Q&A: Peter Tolan

The man behind 'Amanda' brings his wry style to film direction

Peter Tolan has applied his sardonic touch to "The Job" and "Rescue Me," the darkly comic TV shows he co-created with Denis Leary. Now, Tolan has a trio of new projects brewing: the ABC pilot "The Unusuals," which he is executive producing; the Showtime pilot "The End of Steve," which he is co-writing with Matthew Perry; and his semi-autobiographical directorial debut, "Finding Amanda," which hit theaters last Friday.

The Hollywood Reporter: "Finding Amanda" is a movie about a former alcoholic and drug dabbler who burns much of the money he earns as a television writer-producer on the races -- would it be misleading if they re-titled it "The Peter Tolan Story?"
Peter Tolan: [laughs] The original character name was Taylor Peters, and I ended up changing it to Taylor Mendon because I thought, 'I'm being a little obvious here.' I have been known to gamble in my day. I'm not a drinker, and I've never really taken drugs, but I wanted to make myself appear a little sexier.

THR: What about the nature of the niece character, Amanda, who is making a living in Vegas as a 20-year-old prostitute? Is that pulled from your actual experience?
Tolan: My wife did get a call a couple of years ago from a family friend who had a child who was in trouble in Vegas. And in that moment of my wife saying, "Maybe Peter can go to Vegas and try to help out," I thought, 'Hey great, I get to go to Vegas.' In that moment, I thought, 'You are just a complete sick bastard.' That's how far into my own head I was with the gambling. In the next instant I thought, 'Well, that's a movie -- a guy who's that messed up.'

THR: In what ways was finally directing your own material a more pleasurable Hollywood experience after all of the hired-hand rewrite jobs you've done?
Tolan: You don't control your studio work. You get rewritten, and you're not there saying, "Boy, I would do it this way... ." Nobody really wants to hear that. As a result, things go out with your name on it, and I think after a while people go, "Oh, he writes that." So I felt like I really had to make a movie and re-establish -- as the kids would say today -- my street cred, in terms of who I was in features. And I was completely energized by it like I hadn't been in years.
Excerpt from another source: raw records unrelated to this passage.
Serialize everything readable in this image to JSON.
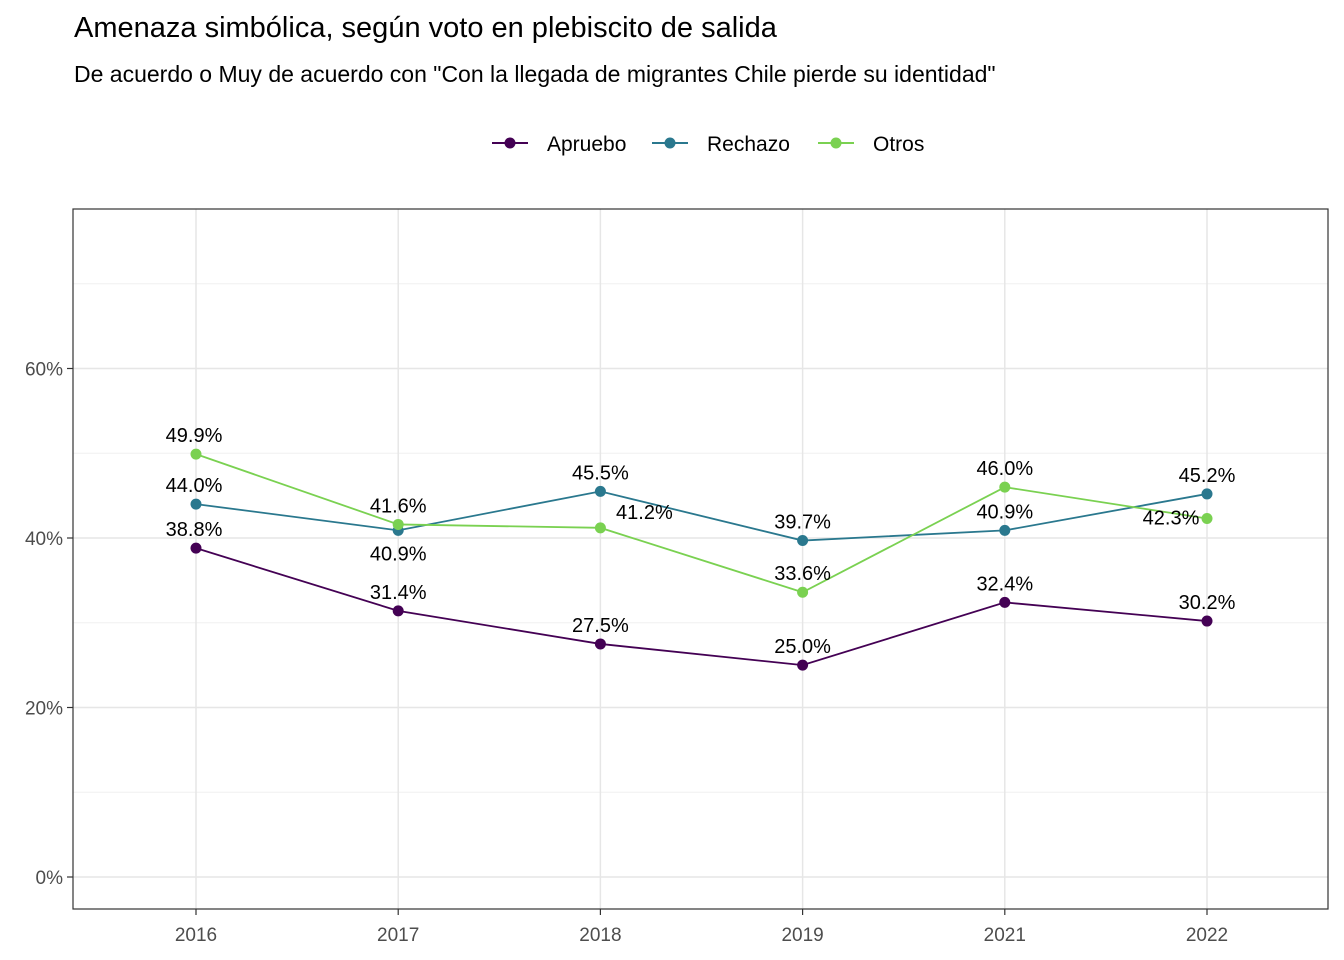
{
  "chart_data": {
    "type": "line",
    "title": "Amenaza simbólica, según voto en plebiscito de salida",
    "subtitle": "De acuerdo o Muy de acuerdo con \"Con la llegada de migrantes Chile pierde su identidad\"",
    "xlabel": "",
    "ylabel": "",
    "x": [
      "2016",
      "2017",
      "2018",
      "2019",
      "2021",
      "2022"
    ],
    "ylim": [
      0,
      0.8
    ],
    "y_ticks": [
      {
        "value": 0,
        "label": "0%"
      },
      {
        "value": 0.2,
        "label": "20%"
      },
      {
        "value": 0.4,
        "label": "40%"
      },
      {
        "value": 0.6,
        "label": "60%"
      }
    ],
    "grid": true,
    "legend_position": "top",
    "series": [
      {
        "name": "Apruebo",
        "color": "#440154",
        "values": [
          0.388,
          0.314,
          0.275,
          0.25,
          0.324,
          0.302
        ],
        "labels": [
          "38.8%",
          "31.4%",
          "27.5%",
          "25.0%",
          "32.4%",
          "30.2%"
        ]
      },
      {
        "name": "Rechazo",
        "color": "#2A788E",
        "values": [
          0.44,
          0.409,
          0.455,
          0.397,
          0.409,
          0.452
        ],
        "labels": [
          "44.0%",
          "40.9%",
          "45.5%",
          "39.7%",
          "40.9%",
          "45.2%"
        ]
      },
      {
        "name": "Otros",
        "color": "#7AD151",
        "values": [
          0.499,
          0.416,
          0.412,
          0.336,
          0.46,
          0.423
        ],
        "labels": [
          "49.9%",
          "41.6%",
          "41.2%",
          "33.6%",
          "46.0%",
          "42.3%"
        ]
      }
    ]
  }
}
THR: Does it feel as if you're at a turning point in your career?
Tolan: I would like there to be a new stage. I'm actually doing well writing these days. I'm going through a fertile period. And I feel good about my writing -- where I get into situations and I go, 'I know how to fix that.' As a result, I'm five seasons in on "Rescue Me," and this fifth season we're just on fire. The first six episodes are some of the best stuff we've ever done.

THR: Do you feel like it's trending upward or downward in terms of the mechanics of getting good shows on the air and having control?
Tolan: Well, if you work in cable, it's fantastic. But the networks have gotten a lot more restrictive. And there are much fewer hours available for scripted programming. So the odds of getting on the air and staying there are much worse than they used to be. It's a real battleground.

THR: Do you think it ultimately balances out?
Tolan: Yeah, cable has taken the mantle of that, especially in drama. Or drama of note. And I guess this is what the networks were meant to be -- they're meant to be all things to all men. Which was a great model that worked when there were three networks. Now it's just not possible anymore, and they're clinging to that idea. So you get very accessible programming that doesn't challenge too much. If you want to be challenged as a writer or as a viewer, you go to cable.